If PageRank or associate frequency were perfect models of human memory, then the human data should be completely predictable: humans should always pick those words which have the highest rank and start with the desired letter.
The result:
“PageRank outperformed both associate frequency and word frequency as a predictor” of those words generated by humans in response to each letter of the alphabet. And this wasn’t due merely to the training set – Griffiths et al. manipulated the training set in various ways, and in all cases, PageRank came out on top (relative to associate frequency and word frequency).
What does this mean?
It turns out that PageRank is mathematically equivalent to a large number of other formalisms that are used in cognitive science. For example, severely limited connectionist networks (limited insofar as connection weights are equalized across all projections from a certain node) are mathematically equivalent to PageRank: the activation in such a network should ultimately settle on those nodes in proportion to their PageRank. Likewise, PageRank can also be considered an estimate of “priors” in a Bayesian network (with some simplifying assumptions about likelihood).
So Google’s PageRank may accomplish network search in ways that can also be implemented in other frameworks widely used in cognitive psychology. However, PageRank (at least as it is known in the public domain) makes the strongly simplifying assumption that all associations from a particular node equally contribute to the importance of each of the connected nodes.
Although this assumption may be necessary for Google’s purposes, it is extremely clear that no such limitation exists in the brain.

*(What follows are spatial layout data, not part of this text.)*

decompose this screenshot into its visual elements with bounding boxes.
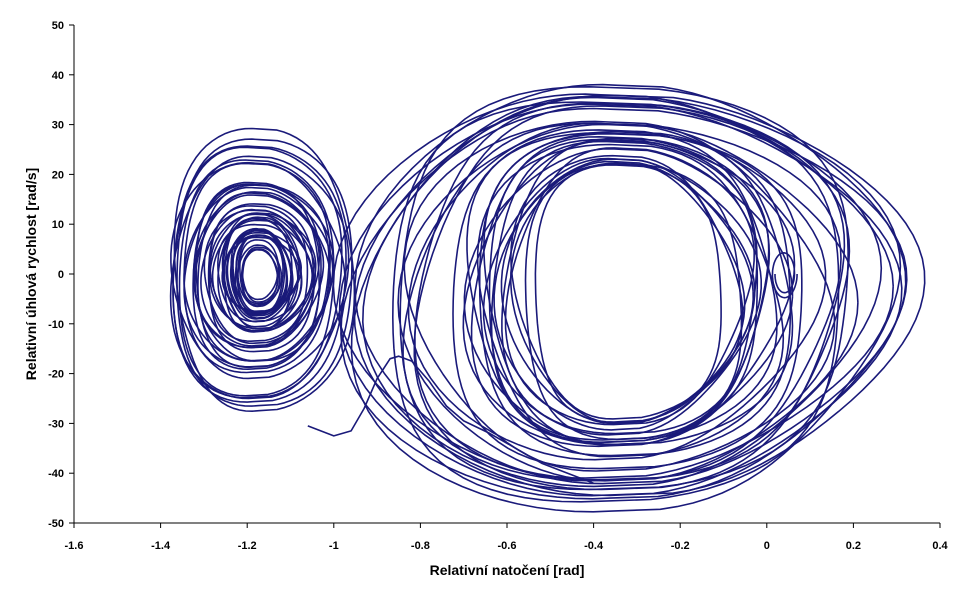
axis-ticks: -1.6 -1.4 -1.2 -1 -0.8 -0.6 -0.4 -0.2 0 0.2 0.4 50 4… <box>48 20 948 552</box>
y-tick-label: 20 <box>52 169 64 181</box>
left-attractor-orbit <box>194 192 320 348</box>
y-tick-label: -10 <box>48 319 64 331</box>
transition-curve <box>307 355 594 484</box>
right-attractor-orbit <box>524 163 743 441</box>
right-attractor-orbit <box>414 102 846 481</box>
small-loop-orbit <box>771 252 798 299</box>
left-core-orbit <box>240 249 279 301</box>
x-tick-label: -1.4 <box>151 540 171 552</box>
right-attractor-orbit <box>338 103 903 497</box>
x-tick-label: -0.2 <box>671 540 690 552</box>
right-attractor-orbit <box>504 147 755 426</box>
y-tick-label: 0 <box>58 269 64 281</box>
trajectory-curve <box>169 83 926 513</box>
left-core-orbit <box>234 234 284 315</box>
left-core-orbit <box>217 212 300 333</box>
right-attractor-orbit <box>501 137 770 435</box>
right-attractor-orbit <box>482 157 762 436</box>
left-attractor-orbit <box>200 208 317 347</box>
right-attractor-orbit <box>402 122 842 482</box>
x-tick-label: -0.6 <box>498 540 517 552</box>
y-tick-label: -50 <box>48 518 64 530</box>
right-attractor-orbit <box>350 95 902 513</box>
x-tick-label: -1.6 <box>65 540 84 552</box>
x-tick-label: -1.2 <box>238 540 257 552</box>
left-attractor-orbit <box>172 145 347 403</box>
left-attractor-orbit <box>173 127 356 412</box>
x-tick-label: -1 <box>329 540 339 552</box>
left-attractor-orbit <box>183 186 334 362</box>
right-attractor-orbit <box>362 96 883 488</box>
x-tick-label: -0.8 <box>411 540 430 552</box>
left-core-orbit <box>239 239 281 306</box>
right-attractor-orbit <box>534 164 722 423</box>
right-attractor-orbit <box>476 143 785 458</box>
left-attractor-orbit <box>211 219 313 332</box>
right-attractor-orbit <box>466 129 778 444</box>
right-attractor-orbit <box>452 132 803 470</box>
y-tick-label: 30 <box>52 120 64 132</box>
left-core-orbit <box>226 227 293 320</box>
right-attractor-orbit <box>413 105 851 491</box>
x-tick-label: -0.4 <box>584 540 604 552</box>
y-tick-label: 40 <box>52 70 64 82</box>
right-attractor-orbit <box>490 140 758 444</box>
y-tick-label: -30 <box>48 418 64 430</box>
y-tick-label: -20 <box>48 369 64 381</box>
x-axis-title: Relativní natočení [rad] <box>430 562 585 578</box>
right-attractor-orbit <box>462 139 796 446</box>
left-attractor-orbit <box>178 159 335 397</box>
y-axis-title: Relativní úhlová rychlost [rad/s] <box>23 168 39 380</box>
right-attractor-orbit <box>478 133 792 457</box>
x-tick-label: 0.4 <box>932 540 948 552</box>
right-attractor-orbit <box>470 136 771 448</box>
x-tick-label: 0.2 <box>846 540 861 552</box>
left-attractor-orbit <box>170 161 346 380</box>
left-core-orbit <box>222 216 303 330</box>
left-attractor-orbit <box>176 138 353 407</box>
right-attractor-orbit <box>340 107 908 500</box>
right-attractor-orbit <box>483 130 794 446</box>
right-attractor-orbit <box>354 83 907 485</box>
left-attractor-orbit <box>193 194 325 349</box>
x-tick-label: 0 <box>764 540 770 552</box>
y-tick-label: 50 <box>52 20 64 32</box>
right-attractor-orbit <box>399 86 849 491</box>
y-tick-label: -40 <box>48 468 64 480</box>
left-attractor-orbit <box>209 213 314 333</box>
left-attractor-orbit <box>207 205 309 342</box>
right-attractor-orbit <box>500 158 754 425</box>
y-tick-label: 10 <box>52 219 64 231</box>
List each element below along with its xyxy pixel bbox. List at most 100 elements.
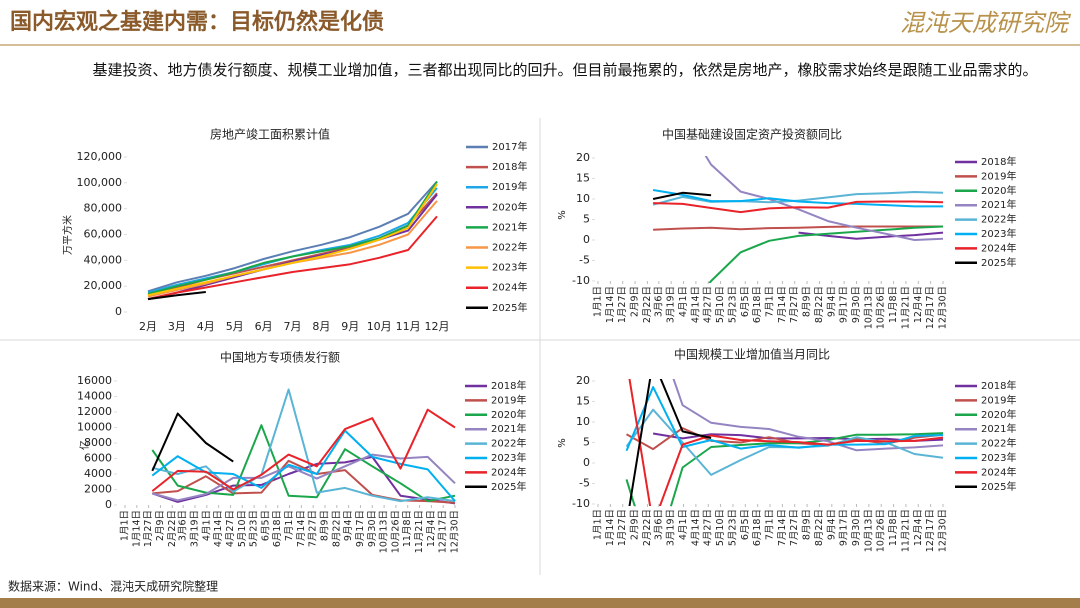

After all, the most widely recognized algorithm for neural computation – Hebbian learning – works precisely because it modifies the relative weights of one node to another independently from the weights of that node to all other nodes.
Is Google in my brain?
No one is suggesting that Larry Page has discovered the secret to the organization of human memory. In fact, it’s clear that some of PageRank’s (public) assumptions about the structure of networks do not hold – for example, the idea that the importance of a single node is distributed equally through all its connections. Much better models of verbal processing abound in cognitive psychology (see, for example, LSA). Still, Griffiths et al. compellingly demonstrate that the advantageous qualities of PageRank do indeed generalize from the world wide web to the semantic networks present in the brain.